Andy Baraghani, Chef and Award-winning Author, New York

On daily rituals

Coffee - obviously. But not in the chaotic, ‘I-need-this-to-function’ way. I mean the ritual of making it, quietly, first thing in the morning before the noise of the day starts, he explains. Another cherished ritual is cooking rice. I also cook rice a few times a week, and that feels ancestral, whether I’m conscious of it or not. Washing the grains, watching the water turn cloudy — it’s meditative.

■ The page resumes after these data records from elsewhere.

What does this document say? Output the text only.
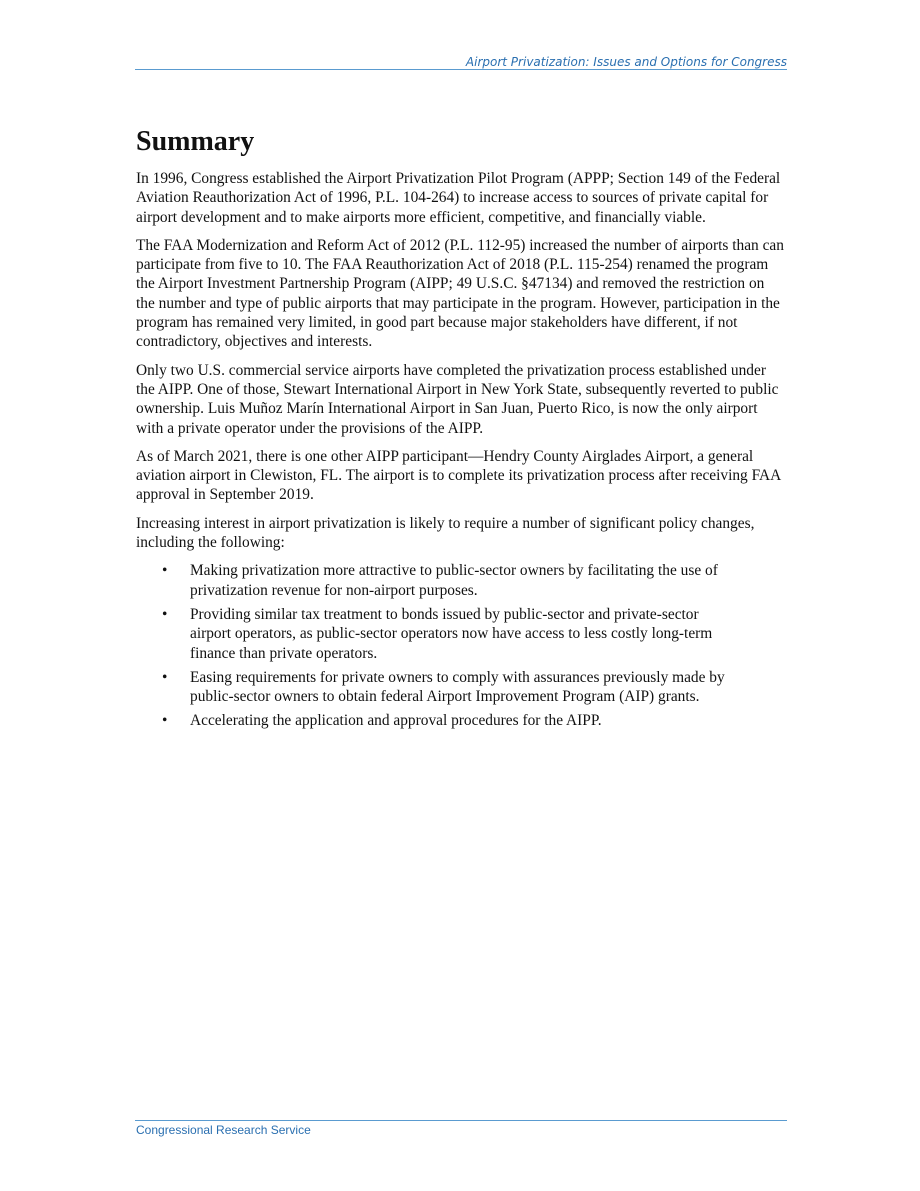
Airport Privatization: Issues and Options for Congress
Summary

In 1996, Congress established the Airport Privatization Pilot Program (APPP; Section 149 of the Federal Aviation Reauthorization Act of 1996, P.L. 104-264) to increase access to sources of private capital for airport development and to make airports more efficient, competitive, and financially viable.

The FAA Modernization and Reform Act of 2012 (P.L. 112-95) increased the number of airports than can participate from five to 10. The FAA Reauthorization Act of 2018 (P.L. 115-254) renamed the program the Airport Investment Partnership Program (AIPP; 49 U.S.C. §47134) and removed the restriction on the number and type of public airports that may participate in the program. However, participation in the program has remained very limited, in good part because major stakeholders have different, if not contradictory, objectives and interests.

Only two U.S. commercial service airports have completed the privatization process established under the AIPP. One of those, Stewart International Airport in New York State, subsequently reverted to public ownership. Luis Muñoz Marín International Airport in San Juan, Puerto Rico, is now the only airport with a private operator under the provisions of the AIPP.

As of March 2021, there is one other AIPP participant—Hendry County Airglades Airport, a general aviation airport in Clewiston, FL. The airport is to complete its privatization process after receiving FAA approval in September 2019.

Increasing interest in airport privatization is likely to require a number of significant policy changes, including the following:

• Making privatization more attractive to public-sector owners by facilitating the use of privatization revenue for non-airport purposes.
• Providing similar tax treatment to bonds issued by public-sector and private-sector airport operators, as public-sector operators now have access to less costly long-term finance than private operators.
• Easing requirements for private owners to comply with assurances previously made by public-sector owners to obtain federal Airport Improvement Program (AIP) grants.
• Accelerating the application and approval procedures for the AIPP.
Congressional Research Service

On where rituals matter most

When I’m feeling disoriented, either because I’ve been traveling or just pulled in too many directions, that’s when I lean into ritual hard. My apartment becomes the anchor. I’ll clean it top to bottom, light something that smells like home - something vetiver-based, These moments of care transform the familiar into a sanctuary.


On place

New York rewards contradiction, and I’m full of them. I want silence but live in the middle of everything. I need space but also want to be surrounded by people who get it — whatever it is. There’s freedom here in the way people define themselves, and I’ve always been drawn to that. But it’s also tough. It doesn’t coddle you. You have to know who you are, or at least be working on it constantly. And in a weird way, that’s comforting. I don’t want ease. I want honesty. And this city has that in spades.